Although Their Adversaries Seem Strong . . . Law-School Interns Are Reminded That Even Old USSR Collapsed

By DEXTER DUGGAN

PHOENIX — Almost ready to start applying their new knowledge to battle moral challenges around the globe, law-school students at a dinner here were reminded that the Soviet Union once was regarded as an invincible adversary, but it finally collapsed in relatively short order.

The Christian law students from 11 countries, interns in this year’s Blackstone Legal Fellowship, had just spent nearly two weeks of intense preparation before leaving Phoenix for summer assignments where they’d be facing today’s forces of secularism and coercion that are on the march to defeat historic morality.

One of the interns at the lectern recalled at the June 18 dinner that the Soviet Union itself was thought to be unbeatable. However, after coming into formation early in the 20th century, this muscular international communist dictatorship surprisingly fell apart before the century ended.

The intern expressed hope that “we’ll eventually prevail” similarly against the current attacks on innocent life, religious freedom, and marriage.

A ministry of the activist Alliance Defending Freedom (ADF), headquartered in Scottsdale, Ariz., the Blackstone program began in Phoenix in 2000 with 24 U.S. interns who served for the summer only at U.S. locations. Each year Blackstone trains a new group of students.

After the international character of the fight against traditional morality became apparent, Blackstone accepted its first two interns from overseas in 2007 and sent eight of that year’s participants outside the U.S.

The interns serve at public-interest law firms, think tanks, public-policy organizations, and judicial offices to provide assistance, hone their expertise and prepare to network as they advance their careers. They return to Arizona for career guidance and debriefing before their next year of law school begins.

In 2015, 26 of Blackstone’s 158 interns are from other countries. The interns departed their training in Phoenix on June 19 to serve in 17 countries including the U.S.

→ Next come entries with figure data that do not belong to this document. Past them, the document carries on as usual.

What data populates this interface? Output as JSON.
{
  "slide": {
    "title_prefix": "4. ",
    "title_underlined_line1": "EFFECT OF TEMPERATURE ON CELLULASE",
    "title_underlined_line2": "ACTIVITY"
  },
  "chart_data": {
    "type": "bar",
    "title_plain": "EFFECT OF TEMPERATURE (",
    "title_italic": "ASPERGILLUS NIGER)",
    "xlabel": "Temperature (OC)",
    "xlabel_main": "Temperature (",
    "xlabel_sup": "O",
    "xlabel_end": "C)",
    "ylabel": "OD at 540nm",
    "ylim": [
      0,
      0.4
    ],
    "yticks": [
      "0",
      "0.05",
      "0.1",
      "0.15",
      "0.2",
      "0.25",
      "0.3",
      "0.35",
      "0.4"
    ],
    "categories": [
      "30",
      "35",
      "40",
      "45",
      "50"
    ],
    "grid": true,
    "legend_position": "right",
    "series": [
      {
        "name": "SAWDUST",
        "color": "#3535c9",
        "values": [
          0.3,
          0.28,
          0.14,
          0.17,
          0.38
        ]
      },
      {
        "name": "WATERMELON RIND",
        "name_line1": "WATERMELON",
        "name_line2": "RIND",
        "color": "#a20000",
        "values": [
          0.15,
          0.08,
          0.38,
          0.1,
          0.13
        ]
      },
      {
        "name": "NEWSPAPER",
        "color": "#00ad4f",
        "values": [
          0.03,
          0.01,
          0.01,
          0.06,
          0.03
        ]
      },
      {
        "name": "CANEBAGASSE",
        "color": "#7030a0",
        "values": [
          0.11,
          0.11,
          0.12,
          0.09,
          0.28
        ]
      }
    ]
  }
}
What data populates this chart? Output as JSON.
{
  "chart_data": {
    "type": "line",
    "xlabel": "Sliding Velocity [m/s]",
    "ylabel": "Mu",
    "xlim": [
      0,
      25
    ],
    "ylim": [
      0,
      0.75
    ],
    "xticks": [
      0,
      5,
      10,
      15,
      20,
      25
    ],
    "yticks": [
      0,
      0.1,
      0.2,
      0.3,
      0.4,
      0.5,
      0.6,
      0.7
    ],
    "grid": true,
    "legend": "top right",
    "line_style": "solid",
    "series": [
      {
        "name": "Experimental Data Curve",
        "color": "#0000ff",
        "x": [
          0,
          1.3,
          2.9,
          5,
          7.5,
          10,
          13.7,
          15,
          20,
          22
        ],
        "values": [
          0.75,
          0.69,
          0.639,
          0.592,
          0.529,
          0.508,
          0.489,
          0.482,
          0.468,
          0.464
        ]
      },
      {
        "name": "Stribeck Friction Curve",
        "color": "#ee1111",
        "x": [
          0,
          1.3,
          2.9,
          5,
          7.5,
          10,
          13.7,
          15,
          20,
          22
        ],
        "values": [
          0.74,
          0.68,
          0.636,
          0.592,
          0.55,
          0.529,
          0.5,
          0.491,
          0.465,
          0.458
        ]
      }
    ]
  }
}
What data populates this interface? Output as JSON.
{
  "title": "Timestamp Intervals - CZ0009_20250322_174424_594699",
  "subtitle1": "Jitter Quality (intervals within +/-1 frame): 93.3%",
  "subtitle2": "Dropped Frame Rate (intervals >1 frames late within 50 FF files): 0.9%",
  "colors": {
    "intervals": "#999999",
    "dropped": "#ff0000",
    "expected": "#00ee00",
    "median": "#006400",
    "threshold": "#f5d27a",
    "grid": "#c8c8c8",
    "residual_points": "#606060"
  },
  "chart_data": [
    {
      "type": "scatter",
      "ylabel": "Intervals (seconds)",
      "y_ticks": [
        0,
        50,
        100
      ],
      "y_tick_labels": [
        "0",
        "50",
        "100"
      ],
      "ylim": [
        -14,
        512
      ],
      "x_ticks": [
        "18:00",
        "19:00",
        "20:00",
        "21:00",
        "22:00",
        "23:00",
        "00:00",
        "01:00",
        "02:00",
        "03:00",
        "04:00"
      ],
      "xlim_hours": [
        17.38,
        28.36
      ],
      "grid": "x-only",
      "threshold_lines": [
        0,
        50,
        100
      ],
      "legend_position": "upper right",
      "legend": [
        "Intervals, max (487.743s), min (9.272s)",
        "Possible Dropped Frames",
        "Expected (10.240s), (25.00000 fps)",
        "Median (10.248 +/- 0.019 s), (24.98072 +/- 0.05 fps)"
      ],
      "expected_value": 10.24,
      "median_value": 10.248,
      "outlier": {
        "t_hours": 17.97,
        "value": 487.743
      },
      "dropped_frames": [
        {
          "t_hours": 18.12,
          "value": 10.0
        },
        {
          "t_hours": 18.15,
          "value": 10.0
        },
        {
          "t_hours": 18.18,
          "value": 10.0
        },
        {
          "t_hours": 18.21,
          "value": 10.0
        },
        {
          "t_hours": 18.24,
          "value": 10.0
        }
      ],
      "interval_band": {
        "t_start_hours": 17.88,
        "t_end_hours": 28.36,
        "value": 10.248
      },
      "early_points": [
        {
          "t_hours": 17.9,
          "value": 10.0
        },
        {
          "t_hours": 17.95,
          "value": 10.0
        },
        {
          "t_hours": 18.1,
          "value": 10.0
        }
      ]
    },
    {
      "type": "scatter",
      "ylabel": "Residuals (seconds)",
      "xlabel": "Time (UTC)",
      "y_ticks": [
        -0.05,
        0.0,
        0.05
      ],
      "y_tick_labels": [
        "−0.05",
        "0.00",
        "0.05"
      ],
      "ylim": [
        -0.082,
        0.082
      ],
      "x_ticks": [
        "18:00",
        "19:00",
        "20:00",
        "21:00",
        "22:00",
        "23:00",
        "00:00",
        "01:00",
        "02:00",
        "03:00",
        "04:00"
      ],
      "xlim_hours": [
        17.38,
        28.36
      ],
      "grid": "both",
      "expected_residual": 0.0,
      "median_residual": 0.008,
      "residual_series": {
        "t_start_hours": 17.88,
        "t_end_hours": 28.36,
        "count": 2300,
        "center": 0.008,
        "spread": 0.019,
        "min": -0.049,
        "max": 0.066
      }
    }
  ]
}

They are 103 males and 55 females from 62 leading law schools, 10 of the schools outside the U.S.

Jeffery Ventrella, Ph.D., ADF senior counsel and senior vice president for student training and development, told The Wanderer that while here, the interns received instruction from experts in “theology, history, jurisprudence, philosophy, law, natural law, constitutionalism, federalism, marriage contra [same-sex marriage], religious exercise contra mere ‘worship,’ and life contra commodization.”

Forty-four of the interns are Roman Catholic and had access to an onsite daily Mass during the training. The other interns also had regular religious observance.

“The interns understand, experience, and apply the mark of being a Jesus follower: love of God and man,” Ventrella said, with their Christian faith “best expressed in the great ecumenical creeds and confessions of the Church.”

In addition to U.S. interns, participants this year come from Argentina, Mexico, Sweden, Colombia, Peru, Brazil, the UK, Chile, Canada, and Guatemala, Ventrella said. Besides the U.S., they’re assigned to work in Belgium, Austria, South Africa, India, Switzerland, Italy, Israel, Argentina, Mexico, Sweden, Peru, Brazil, the UK, Chile, Canada, and Guatemala.

The Wanderer attended the interns’ afternoon training of June 18.

Sofia Martinez, herself a Blackstone participant in 2010, works in the Mexico City office of ADF International and spoke on “International Institutions and the Threat of Transnationalism.”

She told the audience how “soft law” is developed through different bodies’ resolutions, recommendations, protocols, treaties, and other instruments that aren’t binding but can serve as “a framework” to build on for promoting a cause like permissive abortion.

The cause may not have succeeded in a nation, Martinez said, but these documents can “undermine national law” and eventually position the cause “as the new law.”

The battle to undermine “life, family, and religious freedom” started to be encountered in the U.S., Europe, and Latin America, she said.

The United Nations is “an enormous organization” with so many committees, councils, and other bodies that the structure is very complicated, she said. Committees on topics like violence against women, discrimination against women, and the rights of the child can be useful for shoehorning in an agenda.

“Sexual and reproductive rights” are said to bring everyone “a happy and fulfilling life,” she said, and are advanced as part of “human rights.”

Although something like an alleged right to abortion isn’t even mentioned in documents, she said, that can be the meaning behind the words.

“No one likes to be painted as a country that violates human rights,” she said.

Even though an original treaty may not even have contemplated a current situation, that doesn’t stop activists on the other side from trying to use it to their advantage, she said.

Giving an example of what amounted to pro-abortion trickery, Martinez told of abortion advocates having a South American woman sign a paper requesting an abortion for her healthy ten-year-old daughter, even though the woman couldn’t read Spanish and spoke only an indigenous language.

This was part of their campaign to widen access to abortion there, Martinez said.

“Our presence needs to grow, our voices need to be heard to speak up,” she said.